The Shady Native Garden brings a sample of the North Carolina woodlands into our Botanical Garden.

Plants in this garden are being allowed to spread at will. Shady Native not only includes a large number of North Carolina native plants but the landscape arrangement allows to look and function like how they evolved in nature.

The plants spread in several ways.  Some plants, such as the Ajuga are stoloniferous.  They grow horizontal stems that grow roots when nodes on the stolon touch the ground.  New plants grow from these roots.  Put your finger between two ajuga plants and move it back and forth.  You will probably find the stolon connecting them.

Plants such as the Mountain Mint put out horizontal runners.
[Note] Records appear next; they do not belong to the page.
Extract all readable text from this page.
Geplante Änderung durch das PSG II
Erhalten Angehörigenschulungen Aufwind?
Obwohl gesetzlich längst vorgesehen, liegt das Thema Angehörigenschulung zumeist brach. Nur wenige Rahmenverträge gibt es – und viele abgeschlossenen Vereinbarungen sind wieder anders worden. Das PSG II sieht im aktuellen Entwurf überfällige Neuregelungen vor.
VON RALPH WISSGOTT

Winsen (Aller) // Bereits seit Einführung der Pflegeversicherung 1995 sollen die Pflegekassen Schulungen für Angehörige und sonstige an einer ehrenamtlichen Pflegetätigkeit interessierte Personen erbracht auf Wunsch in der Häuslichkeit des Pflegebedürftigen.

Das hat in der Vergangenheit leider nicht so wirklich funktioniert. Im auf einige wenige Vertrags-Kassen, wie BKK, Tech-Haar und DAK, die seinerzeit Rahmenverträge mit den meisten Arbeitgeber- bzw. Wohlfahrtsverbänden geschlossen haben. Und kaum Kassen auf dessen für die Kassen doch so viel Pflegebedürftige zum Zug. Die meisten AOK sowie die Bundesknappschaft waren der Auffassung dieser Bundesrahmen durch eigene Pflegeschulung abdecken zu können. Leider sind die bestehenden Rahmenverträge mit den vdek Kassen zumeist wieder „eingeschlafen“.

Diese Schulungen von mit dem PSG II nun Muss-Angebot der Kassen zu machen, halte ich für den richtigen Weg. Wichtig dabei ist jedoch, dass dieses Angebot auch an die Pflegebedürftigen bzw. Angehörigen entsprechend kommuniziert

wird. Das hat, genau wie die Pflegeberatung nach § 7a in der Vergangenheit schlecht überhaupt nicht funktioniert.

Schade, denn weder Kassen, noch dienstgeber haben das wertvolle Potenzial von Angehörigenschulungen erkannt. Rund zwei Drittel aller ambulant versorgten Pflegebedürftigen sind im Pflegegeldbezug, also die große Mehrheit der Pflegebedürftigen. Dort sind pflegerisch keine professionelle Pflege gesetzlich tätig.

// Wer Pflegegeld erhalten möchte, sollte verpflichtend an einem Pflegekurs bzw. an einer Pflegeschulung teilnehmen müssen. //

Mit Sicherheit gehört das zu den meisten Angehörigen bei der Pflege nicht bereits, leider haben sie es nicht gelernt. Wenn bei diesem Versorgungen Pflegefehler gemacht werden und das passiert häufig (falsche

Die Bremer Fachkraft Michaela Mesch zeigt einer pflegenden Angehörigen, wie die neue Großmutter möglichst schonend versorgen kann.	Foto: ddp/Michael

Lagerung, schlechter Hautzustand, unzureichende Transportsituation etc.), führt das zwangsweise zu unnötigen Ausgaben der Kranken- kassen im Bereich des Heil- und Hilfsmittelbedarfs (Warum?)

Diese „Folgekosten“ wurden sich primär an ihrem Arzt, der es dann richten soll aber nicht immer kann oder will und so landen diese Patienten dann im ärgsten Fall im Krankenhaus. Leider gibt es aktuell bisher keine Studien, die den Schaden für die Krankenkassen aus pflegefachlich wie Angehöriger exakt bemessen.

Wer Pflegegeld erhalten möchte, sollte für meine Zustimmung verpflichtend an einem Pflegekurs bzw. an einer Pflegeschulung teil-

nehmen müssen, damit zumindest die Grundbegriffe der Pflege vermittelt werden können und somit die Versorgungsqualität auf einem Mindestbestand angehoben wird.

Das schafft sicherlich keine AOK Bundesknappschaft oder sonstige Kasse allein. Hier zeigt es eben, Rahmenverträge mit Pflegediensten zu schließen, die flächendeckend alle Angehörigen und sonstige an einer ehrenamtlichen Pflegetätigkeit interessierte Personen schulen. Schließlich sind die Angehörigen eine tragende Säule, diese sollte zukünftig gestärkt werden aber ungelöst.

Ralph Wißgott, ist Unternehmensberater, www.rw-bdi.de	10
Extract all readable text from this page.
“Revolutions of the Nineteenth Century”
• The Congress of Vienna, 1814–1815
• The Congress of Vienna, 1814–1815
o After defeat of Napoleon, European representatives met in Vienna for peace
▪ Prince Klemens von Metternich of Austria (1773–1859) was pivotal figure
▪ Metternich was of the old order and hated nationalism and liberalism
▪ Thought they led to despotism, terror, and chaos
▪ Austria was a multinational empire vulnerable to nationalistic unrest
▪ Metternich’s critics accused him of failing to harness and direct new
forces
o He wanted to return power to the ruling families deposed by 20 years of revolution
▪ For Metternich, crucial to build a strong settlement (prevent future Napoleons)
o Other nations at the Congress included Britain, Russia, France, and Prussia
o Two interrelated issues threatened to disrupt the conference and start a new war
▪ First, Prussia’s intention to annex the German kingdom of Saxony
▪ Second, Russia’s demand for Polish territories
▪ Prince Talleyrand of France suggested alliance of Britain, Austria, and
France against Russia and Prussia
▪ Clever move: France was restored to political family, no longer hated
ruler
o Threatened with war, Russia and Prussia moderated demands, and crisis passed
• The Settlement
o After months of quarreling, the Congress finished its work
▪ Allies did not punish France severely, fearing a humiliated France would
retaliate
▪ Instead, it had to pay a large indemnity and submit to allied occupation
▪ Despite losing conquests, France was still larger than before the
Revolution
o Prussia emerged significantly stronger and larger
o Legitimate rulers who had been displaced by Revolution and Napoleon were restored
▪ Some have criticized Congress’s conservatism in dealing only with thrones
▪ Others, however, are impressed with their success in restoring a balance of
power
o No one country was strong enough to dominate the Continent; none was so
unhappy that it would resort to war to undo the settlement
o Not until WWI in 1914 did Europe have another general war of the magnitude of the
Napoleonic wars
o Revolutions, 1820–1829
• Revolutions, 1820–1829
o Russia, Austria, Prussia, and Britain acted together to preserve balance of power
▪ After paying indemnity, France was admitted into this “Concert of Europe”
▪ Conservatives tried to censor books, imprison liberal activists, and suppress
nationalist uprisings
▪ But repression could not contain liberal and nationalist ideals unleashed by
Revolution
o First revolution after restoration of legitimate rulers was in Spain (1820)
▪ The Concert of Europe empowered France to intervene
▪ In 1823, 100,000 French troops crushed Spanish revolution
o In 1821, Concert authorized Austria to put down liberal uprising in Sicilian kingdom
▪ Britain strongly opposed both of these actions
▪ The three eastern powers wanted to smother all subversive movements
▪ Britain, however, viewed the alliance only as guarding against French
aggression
Gently pull up on a plant and see how it is connected to the other plants by its roots. (Please pat the soil back over the roots.) These are both vegetative means of reproduction with the new plants being genetically identical to the original plant.

Mosses may propagate when a piece breaks off and grows into a new clump.

A fern may send out underground runners, but they also reproduce sexually through spores.  Look at the underside of a fern frond and notice the round, dark spots—these are spore capsules or sori.  Spores are released and a tiny plant grows that looks completely different from the fern it came from.

Some of the plants in this garden produce flowers and reproduce by seed production as well as vegetatively.   In addition to bees, butterflies, and birds some plants in this garden are pollinated by beetles (Calycanthus), ants (Asarum), and even the wind.